Levenshtein Distance

Dynamic Programming

Levenshtein Distance can be solved with the help of dynamic programming.

Here, we are going to create a 2D array / matrix called edits, this matrix will hold the minimum number of substitutions, deletions and additions of creating specific substrings.

In the given image, empty strings are added and those will always contain 0 values.

Looking at row[0][0] - The question is:

How many operations are required to convert an empty string to an empty string, it will always be 0.

Looking at row[0][1] - The question is:

How many operations are required to convert an empty string to the character y - 1 operation of addition is required.

and so on..

This is how we are going to create the first row and the first column.

Let's look at row[1][1]:

How many operations are required to convert a to y - 1 substitute operation.

Let's look at row[1][2]:

How many operations are required to convert a to ya - It is 1, because we can either remove a or add a.

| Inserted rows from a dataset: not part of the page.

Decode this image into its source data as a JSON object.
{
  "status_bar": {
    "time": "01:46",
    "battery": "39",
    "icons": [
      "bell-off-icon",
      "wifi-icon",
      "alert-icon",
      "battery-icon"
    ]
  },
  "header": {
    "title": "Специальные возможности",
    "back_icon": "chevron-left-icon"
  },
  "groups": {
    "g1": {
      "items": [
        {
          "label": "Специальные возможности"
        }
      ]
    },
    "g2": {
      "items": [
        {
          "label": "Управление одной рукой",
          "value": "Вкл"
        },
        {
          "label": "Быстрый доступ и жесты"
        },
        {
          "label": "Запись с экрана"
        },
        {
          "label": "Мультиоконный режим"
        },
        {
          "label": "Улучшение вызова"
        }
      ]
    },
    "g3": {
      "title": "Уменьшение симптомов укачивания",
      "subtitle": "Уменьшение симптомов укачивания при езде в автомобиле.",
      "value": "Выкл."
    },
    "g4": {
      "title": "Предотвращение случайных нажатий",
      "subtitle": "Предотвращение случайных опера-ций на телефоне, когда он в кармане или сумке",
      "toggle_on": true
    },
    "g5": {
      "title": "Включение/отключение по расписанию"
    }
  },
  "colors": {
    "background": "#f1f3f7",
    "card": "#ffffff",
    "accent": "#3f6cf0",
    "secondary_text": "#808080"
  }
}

Keeping in mind that str[i] === str[j] here, we take the previous value we encounter and update the current value at index i - From here, we can devise an algorithm for Dynamic Programming.

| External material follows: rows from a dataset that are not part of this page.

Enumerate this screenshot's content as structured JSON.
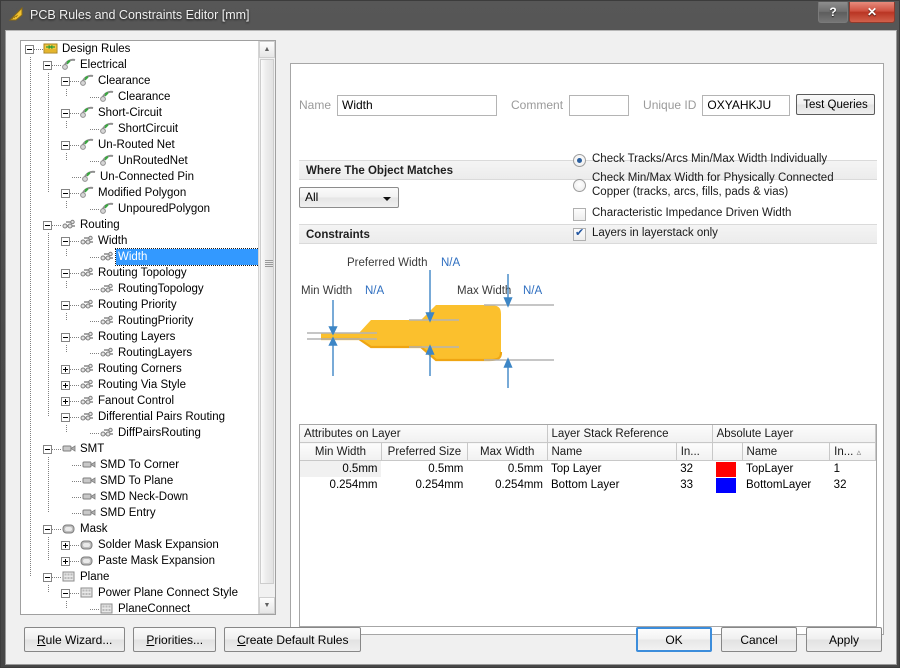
{
  "window": {
    "title": "PCB Rules and Constraints Editor [mm]",
    "icon": "ruler-triangle-icon",
    "help_label": "?",
    "close_label": "✕"
  },
  "tree": {
    "items": [
      {
        "label": "Design Rules",
        "depth": 0,
        "expander": "minus",
        "icon": "design-rules-folder-icon",
        "selected": false
      },
      {
        "label": "Electrical",
        "depth": 1,
        "expander": "minus",
        "icon": "electrical-icon",
        "selected": false
      },
      {
        "label": "Clearance",
        "depth": 2,
        "expander": "minus",
        "icon": "electrical-icon",
        "selected": false
      },
      {
        "label": "Clearance",
        "depth": 3,
        "expander": "none",
        "icon": "electrical-icon",
        "selected": false
      },
      {
        "label": "Short-Circuit",
        "depth": 2,
        "expander": "minus",
        "icon": "electrical-icon",
        "selected": false
      },
      {
        "label": "ShortCircuit",
        "depth": 3,
        "expander": "none",
        "icon": "electrical-icon",
        "selected": false
      },
      {
        "label": "Un-Routed Net",
        "depth": 2,
        "expander": "minus",
        "icon": "electrical-icon",
        "selected": false
      },
      {
        "label": "UnRoutedNet",
        "depth": 3,
        "expander": "none",
        "icon": "electrical-icon",
        "selected": false
      },
      {
        "label": "Un-Connected Pin",
        "depth": 2,
        "expander": "none",
        "icon": "electrical-icon",
        "selected": false
      },
      {
        "label": "Modified Polygon",
        "depth": 2,
        "expander": "minus",
        "icon": "electrical-icon",
        "selected": false
      },
      {
        "label": "UnpouredPolygon",
        "depth": 3,
        "expander": "none",
        "icon": "electrical-icon",
        "selected": false
      },
      {
        "label": "Routing",
        "depth": 1,
        "expander": "minus",
        "icon": "routing-icon",
        "selected": false
      },
      {
        "label": "Width",
        "depth": 2,
        "expander": "minus",
        "icon": "routing-icon",
        "selected": false
      },
      {
        "label": "Width",
        "depth": 3,
        "expander": "none",
        "icon": "routing-icon",
        "selected": true
      },
      {
        "label": "Routing Topology",
        "depth": 2,
        "expander": "minus",
        "icon": "routing-icon",
        "selected": false
      },
      {
        "label": "RoutingTopology",
        "depth": 3,
        "expander": "none",
        "icon": "routing-icon",
        "selected": false
      },
      {
        "label": "Routing Priority",
        "depth": 2,
        "expander": "minus",
        "icon": "routing-icon",
        "selected": false
      },
      {
        "label": "RoutingPriority",
        "depth": 3,
        "expander": "none",
        "icon": "routing-icon",
        "selected": false
      },
      {
        "label": "Routing Layers",
        "depth": 2,
        "expander": "minus",
        "icon": "routing-icon",
        "selected": false
      },
      {
        "label": "RoutingLayers",
        "depth": 3,
        "expander": "none",
        "icon": "routing-icon",
        "selected": false
      },
      {
        "label": "Routing Corners",
        "depth": 2,
        "expander": "plus",
        "icon": "routing-icon",
        "selected": false
      },
      {
        "label": "Routing Via Style",
        "depth": 2,
        "expander": "plus",
        "icon": "routing-icon",
        "selected": false
      },
      {
        "label": "Fanout Control",
        "depth": 2,
        "expander": "plus",
        "icon": "routing-icon",
        "selected": false
      },
      {
        "label": "Differential Pairs Routing",
        "depth": 2,
        "expander": "minus",
        "icon": "routing-icon",
        "selected": false
      },
      {
        "label": "DiffPairsRouting",
        "depth": 3,
        "expander": "none",
        "icon": "routing-icon",
        "selected": false
      },
      {
        "label": "SMT",
        "depth": 1,
        "expander": "minus",
        "icon": "smt-icon",
        "selected": false
      },
      {
        "label": "SMD To Corner",
        "depth": 2,
        "expander": "none",
        "icon": "smt-icon",
        "selected": false
      },
      {
        "label": "SMD To Plane",
        "depth": 2,
        "expander": "none",
        "icon": "smt-icon",
        "selected": false
      },
      {
        "label": "SMD Neck-Down",
        "depth": 2,
        "expander": "none",
        "icon": "smt-icon",
        "selected": false
      },
      {
        "label": "SMD Entry",
        "depth": 2,
        "expander": "none",
        "icon": "smt-icon",
        "selected": false
      },
      {
        "label": "Mask",
        "depth": 1,
        "expander": "minus",
        "icon": "mask-icon",
        "selected": false
      },
      {
        "label": "Solder Mask Expansion",
        "depth": 2,
        "expander": "plus",
        "icon": "mask-icon",
        "selected": false
      },
      {
        "label": "Paste Mask Expansion",
        "depth": 2,
        "expander": "plus",
        "icon": "mask-icon",
        "selected": false
      },
      {
        "label": "Plane",
        "depth": 1,
        "expander": "minus",
        "icon": "plane-icon",
        "selected": false
      },
      {
        "label": "Power Plane Connect Style",
        "depth": 2,
        "expander": "minus",
        "icon": "plane-icon",
        "selected": false
      },
      {
        "label": "PlaneConnect",
        "depth": 3,
        "expander": "none",
        "icon": "plane-icon",
        "selected": false
      }
    ],
    "scroll_up_glyph": "▲",
    "scroll_down_glyph": "▼"
  },
  "form": {
    "name_label": "Name",
    "name_value": "Width",
    "comment_label": "Comment",
    "comment_value": "",
    "unique_id_label": "Unique ID",
    "unique_id_value": "OXYAHKJU",
    "test_queries_label": "Test Queries"
  },
  "where_section": {
    "header": "Where The Object Matches",
    "scope_value": "All"
  },
  "constraints": {
    "header": "Constraints",
    "diagram": {
      "preferred_width_label": "Preferred Width",
      "preferred_width_value": "N/A",
      "min_width_label": "Min Width",
      "min_width_value": "N/A",
      "max_width_label": "Max Width",
      "max_width_value": "N/A",
      "track_color": "#FBC02D",
      "arrow_color": "#3d86c6"
    },
    "options": [
      {
        "type": "radio",
        "label": "Check Tracks/Arcs Min/Max Width Individually",
        "checked": true
      },
      {
        "type": "radio",
        "label": "Check Min/Max Width for Physically Connected Copper (tracks, arcs, fills, pads & vias)",
        "checked": false
      },
      {
        "type": "checkbox",
        "label": "Characteristic Impedance Driven Width",
        "checked": false
      },
      {
        "type": "checkbox",
        "label": "Layers in layerstack only",
        "checked": true
      }
    ]
  },
  "table": {
    "group_headers": [
      {
        "label": "Attributes on Layer"
      },
      {
        "label": "Layer Stack Reference"
      },
      {
        "label": "Absolute Layer"
      }
    ],
    "columns": [
      {
        "label": "Min Width"
      },
      {
        "label": "Preferred Size"
      },
      {
        "label": "Max Width"
      },
      {
        "label": "Name"
      },
      {
        "label": "In..."
      },
      {
        "label": ""
      },
      {
        "label": "Name"
      },
      {
        "label": "In..."
      }
    ],
    "sort_indicator": "▵",
    "rows": [
      {
        "min_width": "0.5mm",
        "preferred_size": "0.5mm",
        "max_width": "0.5mm",
        "stack_name": "Top Layer",
        "stack_index": "32",
        "color": "#FF0000",
        "abs_name": "TopLayer",
        "abs_index": "1"
      },
      {
        "min_width": "0.254mm",
        "preferred_size": "0.254mm",
        "max_width": "0.254mm",
        "stack_name": "Bottom Layer",
        "stack_index": "33",
        "color": "#0000FF",
        "abs_name": "BottomLayer",
        "abs_index": "32"
      }
    ]
  },
  "footer": {
    "rule_wizard": "Rule Wizard...",
    "rule_wizard_mnemonic": "R",
    "priorities": "Priorities...",
    "priorities_mnemonic": "P",
    "create_default_rules": "Create Default Rules",
    "create_default_rules_mnemonic": "C",
    "ok": "OK",
    "cancel": "Cancel",
    "apply": "Apply"
  }
}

Finally, the matrix looks like this:

The solution is edits[str2.length][str1.length] - This number will be the minimum number of operations required to change one string to the other.

Pseudo code

if (str[i] === str[j]) {
    edits[i][j] = edits[i-1][j-1] // Take the previous value
} else {
    // Take 1 + Minimum value of neighbouring index.
    // We add 1 because atleast one addition or deletion
    // operation will be required.
}

Time and Space Complexity:

• Time: O(mn) where m = length of first string, n = length of second string. Because we are traversing a 2D array.
• Space: O(mn) where m = length of first string, n = length of second string. Because we are strong the 2D array / creating it.